Apparently determining that imagery was not explicit enough in its insinuation, Schick ramped it up in 2015 by specifically placing the trimmed topiaries directly in front of the genital areas of three young women. There could be no mistake this time and the vocal opposition to the campaign intensified.
The controversy appeared to have reached a critical point following the 2015 commercial, and Schick seems to have since scaled back the blatancy, at least abandoning direct representation of pubic hair for the moment. However, they don’t seem to have necessarily altered the sexual nature of their ads.
The most recent ad campaign features an animated Schick Hydro Silk razor with a decidedly sexual female form. The razor displays alluringly curved hips, gratuitous breasts and a completely unnecessary exposed navel.
Now, I’m no prude. I am not offended or embarrassed by the female body, and I find its form to be one of the most beautiful elements of the natural world. I completely applaud tasteful representations and appreciations of beauty.
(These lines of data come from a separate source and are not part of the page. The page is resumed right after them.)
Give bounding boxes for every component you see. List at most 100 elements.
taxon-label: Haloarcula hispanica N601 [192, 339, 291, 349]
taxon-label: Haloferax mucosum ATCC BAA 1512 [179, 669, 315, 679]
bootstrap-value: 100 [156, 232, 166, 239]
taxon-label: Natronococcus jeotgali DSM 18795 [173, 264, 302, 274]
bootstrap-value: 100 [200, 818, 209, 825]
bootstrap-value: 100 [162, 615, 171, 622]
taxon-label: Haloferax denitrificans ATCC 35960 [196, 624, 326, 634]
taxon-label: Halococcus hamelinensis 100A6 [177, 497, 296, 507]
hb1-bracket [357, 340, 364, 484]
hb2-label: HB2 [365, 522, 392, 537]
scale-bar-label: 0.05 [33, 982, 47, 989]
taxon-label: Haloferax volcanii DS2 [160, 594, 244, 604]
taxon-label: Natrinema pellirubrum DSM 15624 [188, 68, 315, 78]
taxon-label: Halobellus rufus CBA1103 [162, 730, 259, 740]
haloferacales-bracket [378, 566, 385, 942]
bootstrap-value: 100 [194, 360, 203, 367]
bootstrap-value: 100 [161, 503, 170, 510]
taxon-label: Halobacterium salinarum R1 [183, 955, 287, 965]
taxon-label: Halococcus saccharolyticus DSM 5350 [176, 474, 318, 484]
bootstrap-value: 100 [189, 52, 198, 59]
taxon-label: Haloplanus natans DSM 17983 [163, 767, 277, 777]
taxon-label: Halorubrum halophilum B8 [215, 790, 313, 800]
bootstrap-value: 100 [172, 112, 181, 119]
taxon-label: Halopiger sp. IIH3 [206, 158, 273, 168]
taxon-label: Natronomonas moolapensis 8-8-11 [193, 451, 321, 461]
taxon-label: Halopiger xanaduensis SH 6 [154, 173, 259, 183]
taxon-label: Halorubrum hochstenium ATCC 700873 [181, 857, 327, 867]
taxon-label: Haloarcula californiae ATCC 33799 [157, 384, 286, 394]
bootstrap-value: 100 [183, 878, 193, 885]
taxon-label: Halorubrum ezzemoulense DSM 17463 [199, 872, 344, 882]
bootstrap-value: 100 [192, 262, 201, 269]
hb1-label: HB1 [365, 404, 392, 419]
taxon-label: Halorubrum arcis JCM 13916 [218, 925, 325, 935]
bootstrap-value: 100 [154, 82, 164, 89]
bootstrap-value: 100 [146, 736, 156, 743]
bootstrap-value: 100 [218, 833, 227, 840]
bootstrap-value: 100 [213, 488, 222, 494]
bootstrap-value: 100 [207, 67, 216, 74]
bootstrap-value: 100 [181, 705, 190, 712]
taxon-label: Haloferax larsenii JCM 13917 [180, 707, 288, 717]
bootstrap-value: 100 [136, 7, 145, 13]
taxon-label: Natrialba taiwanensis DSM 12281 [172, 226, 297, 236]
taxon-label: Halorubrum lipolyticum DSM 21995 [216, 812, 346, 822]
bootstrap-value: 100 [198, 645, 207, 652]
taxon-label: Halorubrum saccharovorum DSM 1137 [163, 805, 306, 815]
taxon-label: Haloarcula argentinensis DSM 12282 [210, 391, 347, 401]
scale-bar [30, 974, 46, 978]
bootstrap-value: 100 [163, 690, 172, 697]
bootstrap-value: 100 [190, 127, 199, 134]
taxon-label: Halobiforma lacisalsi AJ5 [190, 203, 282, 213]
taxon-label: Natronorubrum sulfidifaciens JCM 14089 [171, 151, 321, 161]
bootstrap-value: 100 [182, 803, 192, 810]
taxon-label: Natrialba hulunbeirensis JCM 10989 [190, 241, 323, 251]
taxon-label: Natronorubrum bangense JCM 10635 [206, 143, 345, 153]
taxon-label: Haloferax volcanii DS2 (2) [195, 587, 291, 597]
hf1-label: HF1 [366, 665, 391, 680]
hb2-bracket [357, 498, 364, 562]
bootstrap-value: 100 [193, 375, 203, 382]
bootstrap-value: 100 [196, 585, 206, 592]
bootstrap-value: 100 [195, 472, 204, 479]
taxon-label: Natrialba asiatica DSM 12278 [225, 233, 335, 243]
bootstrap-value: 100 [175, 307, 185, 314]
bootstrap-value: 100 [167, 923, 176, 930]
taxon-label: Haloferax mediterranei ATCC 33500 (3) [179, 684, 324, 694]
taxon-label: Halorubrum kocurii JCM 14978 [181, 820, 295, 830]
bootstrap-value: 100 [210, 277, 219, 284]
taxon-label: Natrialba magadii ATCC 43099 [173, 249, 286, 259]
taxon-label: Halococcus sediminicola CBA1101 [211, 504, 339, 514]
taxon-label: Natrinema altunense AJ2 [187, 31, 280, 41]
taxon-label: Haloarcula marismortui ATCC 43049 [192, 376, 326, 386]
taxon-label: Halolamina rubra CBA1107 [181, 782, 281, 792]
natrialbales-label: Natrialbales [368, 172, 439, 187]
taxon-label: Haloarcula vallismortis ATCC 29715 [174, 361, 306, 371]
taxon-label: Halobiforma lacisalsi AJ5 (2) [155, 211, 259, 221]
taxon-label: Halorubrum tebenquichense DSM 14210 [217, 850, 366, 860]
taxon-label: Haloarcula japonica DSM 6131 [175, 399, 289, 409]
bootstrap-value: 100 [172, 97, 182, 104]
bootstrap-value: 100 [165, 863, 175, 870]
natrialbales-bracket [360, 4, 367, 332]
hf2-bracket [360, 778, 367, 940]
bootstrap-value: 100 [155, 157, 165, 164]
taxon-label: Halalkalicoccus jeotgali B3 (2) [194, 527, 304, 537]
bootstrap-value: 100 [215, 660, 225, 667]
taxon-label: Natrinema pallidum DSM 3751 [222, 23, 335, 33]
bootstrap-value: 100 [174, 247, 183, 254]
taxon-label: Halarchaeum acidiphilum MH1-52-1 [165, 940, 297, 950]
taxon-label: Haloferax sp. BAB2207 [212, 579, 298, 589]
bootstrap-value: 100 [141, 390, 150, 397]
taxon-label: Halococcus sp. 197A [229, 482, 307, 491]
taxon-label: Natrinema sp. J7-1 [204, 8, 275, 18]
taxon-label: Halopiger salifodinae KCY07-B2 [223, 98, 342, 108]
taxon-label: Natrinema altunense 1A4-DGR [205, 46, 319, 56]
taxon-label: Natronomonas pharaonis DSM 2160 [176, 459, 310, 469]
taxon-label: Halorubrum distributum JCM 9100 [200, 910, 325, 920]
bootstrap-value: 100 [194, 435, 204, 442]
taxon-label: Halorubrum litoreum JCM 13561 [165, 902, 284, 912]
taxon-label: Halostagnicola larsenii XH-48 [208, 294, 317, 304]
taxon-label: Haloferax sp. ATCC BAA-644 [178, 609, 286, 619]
I’m also not opposed to openness in or discussion of sexuality. I especially think our society would be a measure healthier if we were invested in supporting women’s comfort with their own sexuality and sexuality in general.
That doesn’t mean that every topic related to a woman’s physical body needs to be sexualized.
When and if they are questioned, I’m sure that Schick will point to the action figure or superhero nature of the animation, claiming that they only intended to portray female strength and vitality. That’s all well and good, but does that require an exposed navel and prominent breasts? There are other ways to effectively and positively represent femininity.
Complaints about the new animated razor’s body hit the Twittersphere almost as soon as it aired, and, as you might expect, there were those who tried to explain it away. Similar ads had been run with a male-bodied male razor. This female version, they reasoned was only the reciprocation.
The male version doesn’t have a bulge in his pelvic area, though. Somehow that wasn’t deemed necessary for defining his gender. He may have been given a recognizably male frame, but Schick didn’t see the need to accentuate his traditionally sexually-associated areas in order to make that clear. He also didn’t seem to need a belly button.
I’m completely in favor of recognizing the beauty, nobility, and significance of the gender-specific parts of the female body. I happen to think that’s different than unnecessarily sexualizing them in non-sexual situations, though. I don’t need perky breasts to entice me into buying toiletries, and I certainly don’t need a belly button on my animated razors.